The water arrangement at our rented flat follows a two step process. Water is first drawn into an underground tank from its source. It is then pumped up to the overhead tank. Given how careless carefree guys usually are, we have an overhead tank overflow alarm system installed in our flat. It has a female voice that broadcasts "paani ki tanky bhar gayi hai, kripya motor band kijiye... the water tank is full, please switch off the motor!". Very useful announcement, no? Earlier, I used to let her complete her sentence - chivalry, you see - but now I dearly wish she would stop telling me what to do! We often used to forget to turn her on when we switched on the motor and that left a really wet mess to deal with pretty frequently, not to mention angry neighbours. Consequently, we have been at the receiving end of countless rebukes and long lectures on water conservation. The good thing about having roommates is that there is always someone else who is to blame for the mess. Anyhow, we overcame that problem by protecting the switch by a protocol and lots of red-tape.
Anyhow, the past few days have seen the pattern of me visiting the rooftop in the morning after bathing, checking the water level, discovering that it is low and that I should switch on the motor, descending the stairs and completely forgetting about the almost empty water tank by the time I've descended the flight of 54 stairs that has 11 right turns.

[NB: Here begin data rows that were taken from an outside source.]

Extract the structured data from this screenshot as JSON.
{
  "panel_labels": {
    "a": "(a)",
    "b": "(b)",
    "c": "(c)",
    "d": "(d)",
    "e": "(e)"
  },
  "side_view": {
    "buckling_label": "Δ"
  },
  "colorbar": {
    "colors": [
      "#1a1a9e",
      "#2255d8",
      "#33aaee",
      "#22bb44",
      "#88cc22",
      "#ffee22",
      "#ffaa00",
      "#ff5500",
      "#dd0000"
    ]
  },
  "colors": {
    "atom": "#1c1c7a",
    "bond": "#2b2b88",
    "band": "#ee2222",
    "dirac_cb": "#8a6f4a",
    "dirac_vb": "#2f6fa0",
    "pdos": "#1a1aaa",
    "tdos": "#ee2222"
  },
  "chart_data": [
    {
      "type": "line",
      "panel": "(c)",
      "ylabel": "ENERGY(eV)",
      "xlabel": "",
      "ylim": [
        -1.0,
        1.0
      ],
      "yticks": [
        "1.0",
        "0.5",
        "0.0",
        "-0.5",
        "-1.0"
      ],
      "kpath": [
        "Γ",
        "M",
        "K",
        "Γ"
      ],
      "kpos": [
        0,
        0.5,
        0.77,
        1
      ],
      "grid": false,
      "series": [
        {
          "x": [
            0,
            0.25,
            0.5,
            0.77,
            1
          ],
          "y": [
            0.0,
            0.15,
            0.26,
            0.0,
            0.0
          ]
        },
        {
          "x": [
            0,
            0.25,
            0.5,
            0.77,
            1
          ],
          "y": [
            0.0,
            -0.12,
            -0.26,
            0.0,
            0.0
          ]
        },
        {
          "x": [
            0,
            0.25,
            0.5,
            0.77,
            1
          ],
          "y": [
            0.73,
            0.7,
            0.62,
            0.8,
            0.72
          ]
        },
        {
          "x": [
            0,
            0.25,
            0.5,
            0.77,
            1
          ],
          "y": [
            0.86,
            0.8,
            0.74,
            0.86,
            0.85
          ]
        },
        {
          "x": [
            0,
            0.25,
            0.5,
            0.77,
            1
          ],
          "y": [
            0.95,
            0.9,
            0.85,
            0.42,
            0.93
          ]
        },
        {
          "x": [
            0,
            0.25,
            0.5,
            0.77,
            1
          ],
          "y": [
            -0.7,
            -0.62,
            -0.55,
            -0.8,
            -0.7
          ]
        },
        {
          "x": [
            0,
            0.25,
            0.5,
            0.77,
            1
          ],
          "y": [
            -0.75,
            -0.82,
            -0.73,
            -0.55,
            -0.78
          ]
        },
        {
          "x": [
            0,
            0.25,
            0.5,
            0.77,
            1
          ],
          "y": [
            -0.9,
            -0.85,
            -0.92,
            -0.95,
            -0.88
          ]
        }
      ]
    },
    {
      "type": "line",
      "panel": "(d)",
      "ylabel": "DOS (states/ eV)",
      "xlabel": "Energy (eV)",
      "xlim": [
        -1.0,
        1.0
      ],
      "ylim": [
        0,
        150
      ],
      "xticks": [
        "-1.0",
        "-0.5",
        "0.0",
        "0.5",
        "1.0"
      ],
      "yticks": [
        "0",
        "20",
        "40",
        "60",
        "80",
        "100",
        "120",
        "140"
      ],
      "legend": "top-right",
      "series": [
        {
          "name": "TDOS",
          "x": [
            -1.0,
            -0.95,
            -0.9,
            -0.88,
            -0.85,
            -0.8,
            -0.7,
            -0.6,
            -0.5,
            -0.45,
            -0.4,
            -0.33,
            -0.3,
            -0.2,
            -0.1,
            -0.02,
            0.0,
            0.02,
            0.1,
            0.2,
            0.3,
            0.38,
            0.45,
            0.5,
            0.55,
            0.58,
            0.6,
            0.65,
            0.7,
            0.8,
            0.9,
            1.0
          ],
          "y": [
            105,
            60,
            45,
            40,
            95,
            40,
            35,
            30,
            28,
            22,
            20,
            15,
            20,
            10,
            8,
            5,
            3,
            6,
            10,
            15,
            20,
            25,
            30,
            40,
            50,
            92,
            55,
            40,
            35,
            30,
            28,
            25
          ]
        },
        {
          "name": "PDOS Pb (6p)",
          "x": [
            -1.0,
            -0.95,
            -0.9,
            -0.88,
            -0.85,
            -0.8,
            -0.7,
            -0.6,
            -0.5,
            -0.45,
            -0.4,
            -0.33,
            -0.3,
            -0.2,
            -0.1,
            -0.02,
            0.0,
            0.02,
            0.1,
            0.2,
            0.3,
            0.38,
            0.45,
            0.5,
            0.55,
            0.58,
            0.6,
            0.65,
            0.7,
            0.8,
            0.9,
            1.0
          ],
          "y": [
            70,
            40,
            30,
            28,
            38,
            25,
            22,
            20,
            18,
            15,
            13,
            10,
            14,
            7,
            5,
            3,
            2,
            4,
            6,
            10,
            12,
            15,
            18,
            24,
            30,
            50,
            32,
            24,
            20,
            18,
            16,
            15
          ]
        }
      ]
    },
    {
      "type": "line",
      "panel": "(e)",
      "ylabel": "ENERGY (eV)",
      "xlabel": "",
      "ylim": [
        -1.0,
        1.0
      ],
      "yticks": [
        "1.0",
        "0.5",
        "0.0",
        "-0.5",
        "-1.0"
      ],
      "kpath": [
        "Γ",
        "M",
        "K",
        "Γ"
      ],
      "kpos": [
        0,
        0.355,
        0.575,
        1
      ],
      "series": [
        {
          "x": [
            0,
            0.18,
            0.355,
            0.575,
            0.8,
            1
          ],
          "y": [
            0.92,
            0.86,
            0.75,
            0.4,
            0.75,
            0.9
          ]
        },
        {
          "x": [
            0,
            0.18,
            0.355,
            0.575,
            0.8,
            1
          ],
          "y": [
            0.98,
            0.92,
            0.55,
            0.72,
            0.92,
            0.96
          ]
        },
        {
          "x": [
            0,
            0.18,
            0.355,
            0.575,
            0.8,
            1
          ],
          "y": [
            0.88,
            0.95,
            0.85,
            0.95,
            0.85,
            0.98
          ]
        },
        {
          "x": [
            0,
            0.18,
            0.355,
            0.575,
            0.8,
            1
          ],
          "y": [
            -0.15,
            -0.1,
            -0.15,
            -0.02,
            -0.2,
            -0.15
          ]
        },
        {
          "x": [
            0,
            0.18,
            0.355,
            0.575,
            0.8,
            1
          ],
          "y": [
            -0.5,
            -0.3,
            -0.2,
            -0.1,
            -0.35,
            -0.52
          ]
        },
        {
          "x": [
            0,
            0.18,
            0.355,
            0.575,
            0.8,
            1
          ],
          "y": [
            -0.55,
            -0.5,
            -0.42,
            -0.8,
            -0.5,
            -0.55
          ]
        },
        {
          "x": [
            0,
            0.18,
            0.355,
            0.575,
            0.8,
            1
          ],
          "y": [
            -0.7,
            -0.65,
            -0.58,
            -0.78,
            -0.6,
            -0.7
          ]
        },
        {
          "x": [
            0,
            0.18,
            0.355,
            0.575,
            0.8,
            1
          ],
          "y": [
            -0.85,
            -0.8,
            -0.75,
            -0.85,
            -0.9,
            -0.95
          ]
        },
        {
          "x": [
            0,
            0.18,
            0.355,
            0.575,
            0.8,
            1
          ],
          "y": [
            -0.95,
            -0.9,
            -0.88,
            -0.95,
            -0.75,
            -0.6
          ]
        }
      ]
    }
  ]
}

It was about yesterday when I did not forget. That's... surprising! I switched on the motor and went to my room. Usually, I don't close the door behind me so that I can hear that shrew. This time, I forgot about her. I got engrossed with some cognitive work and while I was lost at it, someone must have heard her wails and shut her up (following the protocol, of course).
Later, I had walked a few steps away from the building when I suddenly remembered, "the water in the overhead tank was almost empty!" It was probably because I saw some water body along the way. I called up my roomie and asked him to fill the tank as it might not suffice for two. I had a problem that I was trying to solve in my head - normalizing the symbol energy for a fair comparison between various modulation schemes. But somehow, I was getting visuals of turning on the alarm and verifying that the red-led was glowing. I was addled - my timelines were getting smudged. "When did I last fill up the water tank? Was it yesterday in the evening? If yes, then where did all the water go? No, it couldn't have been yesterday evening! Morning? Can't be. I had released the trapped air of the motor a day before in the evening. So that was the last time I had filled the tank." But was it the visual from the day before yesterday that I was hallucinating about? Anyhow, the distance between constellation points in rectangular QPSK must be [1/sqrt(2)] for the average symbol energy to be 1. And I must not have turned the motor on.

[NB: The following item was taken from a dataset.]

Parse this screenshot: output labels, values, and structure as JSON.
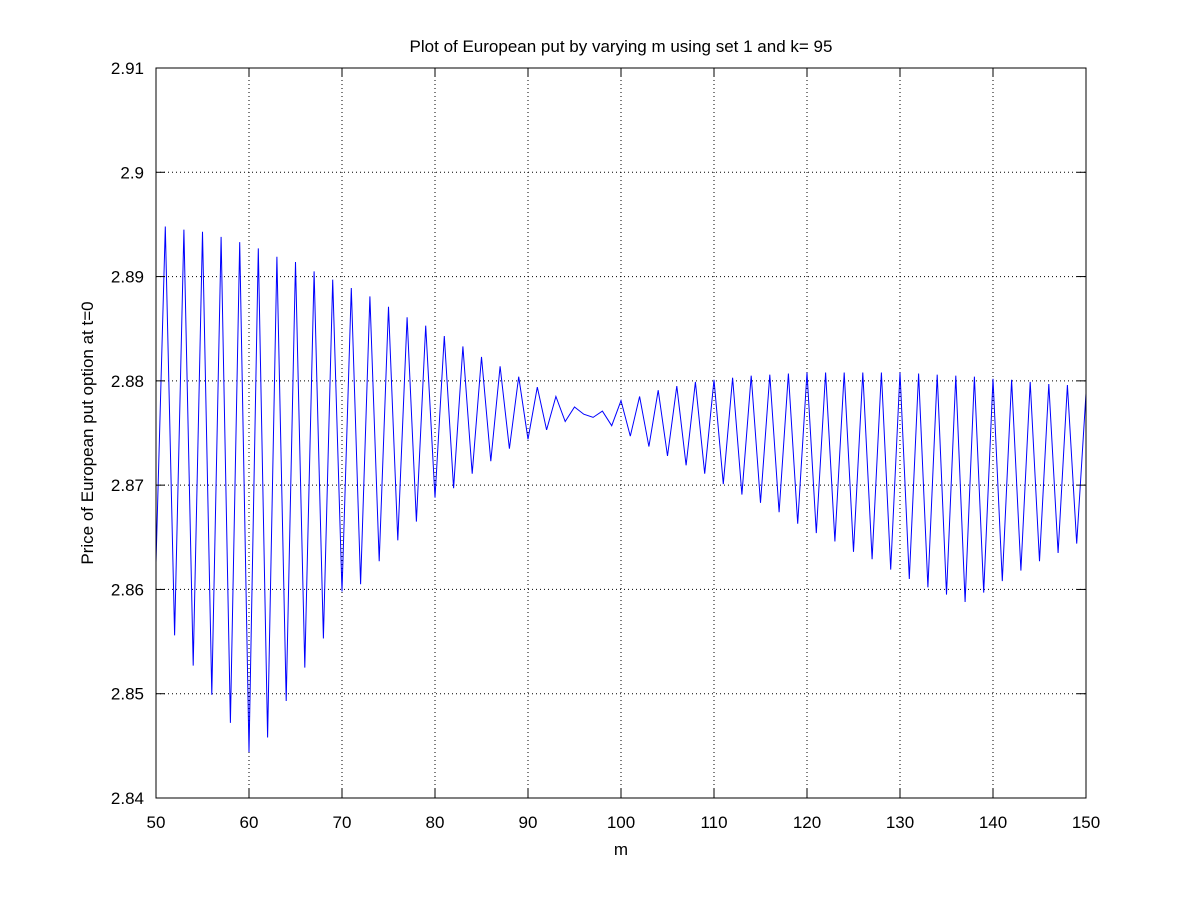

Later in the evening, my room mate complained that I had filled the water tank and still asked him to fill it up unnecessarily. It was then that I was enlightened. The visuals were not mere memories of yesterdays! The caviling woman in the alarm had incessantly complained about the water tank being full. He had thought she had finally lost her marbles! It was not until the other roommate, the good samaritan who had dutifully turned the alarm off when I had switched it on, was roused from his slumber from her snoozed wails that they realized that the tank was full.
Of the few reasons why I don't wish to buy a ride and drive every day, one is this: given my proclivity towards losing myself to thinking, it would not be safe (if I am driving alone). Plus, the antiquity of being chauffeured around while you sit by the window seat and gaze into nothingness is too romantic to not being practiced as a way of life. I think people walking on sidewalks with headphones on are stupid - they can't hear the biker or the car that whizzes past them after closely missing them. Some can't hear the horns. But, I can't really blame them. I can do that without needing any headphones or blindfold! I can sometimes miss a bus coming head on and see it only when it is too close (I never fail to see potholes though, they derail my trains of thought). It is only after the car passes me by from behind and the automatic reflexes give me goosebumps and a slight sense of vertigo do I realize that I was lost in thought. It is scary. Perhaps that is why it is also exciting! I cannot yet control when my mind chooses to flip into thinking mode. It usually is a no-show when I want to deliberately do that.
Though I can barely scratch the surface, I think I understand fairly well why deep thinkers must be confined with fences and not be entrusted with any critical tasks. The world might turn upside down and they'd barely notice it. Dangerous pass-time indeed. And there are others who thrive on it [read: Nerd Sniping].
Come to think of it, thinking is a walking hazard. But, I'm better off with them (thoughts) than without. Ideas never came to the dead anyway!